Points To Consider Before Buying A Term Insurance Policy
Money cannot compensate for one’s life. But it can definitely secure your family financially in your absence. Buying the right term insurance policy is the key to providing the intended financial stability for your family. Consider the following factors before investing in a term plan.
Lifestage and Dependents
Financial goals vary with the life stage you are in. You will have to fulfil more responsibilities as you enter different life stages like marriage, becoming a parent, etc. Also, if you are the sole earning member, consider the number of dependents and their requirements before buying a term plan.
Assess your lifestyle honestly before investing in a term plan. The main components of your lifestyle are spending habits and standard of living. It is essential to be realistic while assessing this so that your family can maintain the same lifestyle even in your absence.
Your income is what determines the coverage. It is suggested that the sum assured should be 10 to 15 times your annual income. Having said this, you should ensure that the premium rates align with your affordability. You may have financial commitments that take away a portion of your income. You should analyse if the residual income will be able to provide for the premium payments.
Account Your Liabilities
One of the purposes of investing in a term insurance policy is not to pass on the burden of your liabilities to your family. Consider all the existing liabilities, such as home loans, personal loans, and business loans while calculating the sum assured for the policy.
Riders For Additional Benefit
You can customise the policy for additional term insurance benefits by adding riders. Riders are add-ons that can be added to the base policy for enhanced coverage by paying an extra premium. Some of the standard riders insurance companies provide are:
- Critical Illness Rider: Under this rider, the company provides a lumpsum amount for the treatment of critical illnesses permitted under the plan.
- Accidental Death and Disability Rider: If the policyholder dies in an accident, the nominee gets an additional payout along with the sum assured. In case of permanent disability of the policyholder due to an accident, the premiums for the rest of the plan’s tenure will be waived but the life cover will continue.
Tenure of the Policy
If you are planning for a retirement corpus, then you should consider a term that aligns with your retirement age. The maturity of the plan should coincide with your retirement. In this case, the tenure should ideally be the retirement age minus the current age.
The inflation rate is another crucial factor to consider before buying a term plan. Money value keeps decreasing as the inflation rate increases. To make up for this, some insurance companies provide plans where the coverage increases by 5 to 10% every year.
Claim Settlement Ratio
The whole process of choosing the right term plan will be futile if you have not considered the claim settlement ratio.
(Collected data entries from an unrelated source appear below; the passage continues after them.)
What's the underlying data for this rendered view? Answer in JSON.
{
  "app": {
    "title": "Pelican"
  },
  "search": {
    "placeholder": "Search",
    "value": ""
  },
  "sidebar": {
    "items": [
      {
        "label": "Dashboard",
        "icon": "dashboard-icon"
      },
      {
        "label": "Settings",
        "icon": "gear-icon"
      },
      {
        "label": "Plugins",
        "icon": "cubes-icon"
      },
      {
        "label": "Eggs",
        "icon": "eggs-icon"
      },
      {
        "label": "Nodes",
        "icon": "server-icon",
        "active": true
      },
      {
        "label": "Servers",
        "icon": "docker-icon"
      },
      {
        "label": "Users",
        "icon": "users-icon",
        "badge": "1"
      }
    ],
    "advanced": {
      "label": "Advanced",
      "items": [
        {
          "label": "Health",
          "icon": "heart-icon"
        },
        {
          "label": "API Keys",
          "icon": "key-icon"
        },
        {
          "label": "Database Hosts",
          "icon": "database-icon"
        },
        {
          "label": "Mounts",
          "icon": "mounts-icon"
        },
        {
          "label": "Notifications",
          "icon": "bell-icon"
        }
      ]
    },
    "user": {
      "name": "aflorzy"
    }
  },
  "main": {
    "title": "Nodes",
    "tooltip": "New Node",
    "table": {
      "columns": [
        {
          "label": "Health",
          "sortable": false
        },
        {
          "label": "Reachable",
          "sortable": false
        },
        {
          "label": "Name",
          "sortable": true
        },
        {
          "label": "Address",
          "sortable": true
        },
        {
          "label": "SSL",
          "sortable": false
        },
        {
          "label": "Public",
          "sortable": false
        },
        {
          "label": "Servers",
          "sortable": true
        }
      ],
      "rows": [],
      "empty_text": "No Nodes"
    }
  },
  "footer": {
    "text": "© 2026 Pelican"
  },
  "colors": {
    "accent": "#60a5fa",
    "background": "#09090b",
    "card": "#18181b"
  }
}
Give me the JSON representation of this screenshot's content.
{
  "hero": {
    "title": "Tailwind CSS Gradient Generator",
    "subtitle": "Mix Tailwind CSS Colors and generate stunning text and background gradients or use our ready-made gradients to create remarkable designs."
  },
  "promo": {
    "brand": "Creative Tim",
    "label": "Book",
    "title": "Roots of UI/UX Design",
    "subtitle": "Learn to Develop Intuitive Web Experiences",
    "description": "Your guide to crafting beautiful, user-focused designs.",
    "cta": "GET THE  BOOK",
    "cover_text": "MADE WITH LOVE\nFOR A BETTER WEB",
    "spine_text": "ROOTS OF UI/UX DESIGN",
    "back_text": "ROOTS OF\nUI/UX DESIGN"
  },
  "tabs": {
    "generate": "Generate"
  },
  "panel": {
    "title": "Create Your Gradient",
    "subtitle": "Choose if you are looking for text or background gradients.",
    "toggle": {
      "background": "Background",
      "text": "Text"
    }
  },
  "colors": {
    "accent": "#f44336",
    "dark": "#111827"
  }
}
The claim settlement ratio defines the credibility of an insurance company. It shows how many death claims are settled by paying the death benefits to the beneficiaries. The whole purpose of providing financial security to your family fails if the death claim is rejected. Look for an insurance company with a claim settlement ratio between 95% to 98% for every 100 claims annually.
Compare The Costs and Benefits
Conduct thorough research on the costs and benefits of different insurance companies. Do not get lured by a low-cost plan without weighing the pros and cons.
Providing financial security for your family in your absence is the best way to protect their future. While doing so, an informed decision will go a long way. Invest in a term insurance policy to provide financial stability for your family. But before that, consider the factors that fulfil the purpose. You should also consider your ability to pay for the investment without financially burdening yourself in the quest to financially secure your family.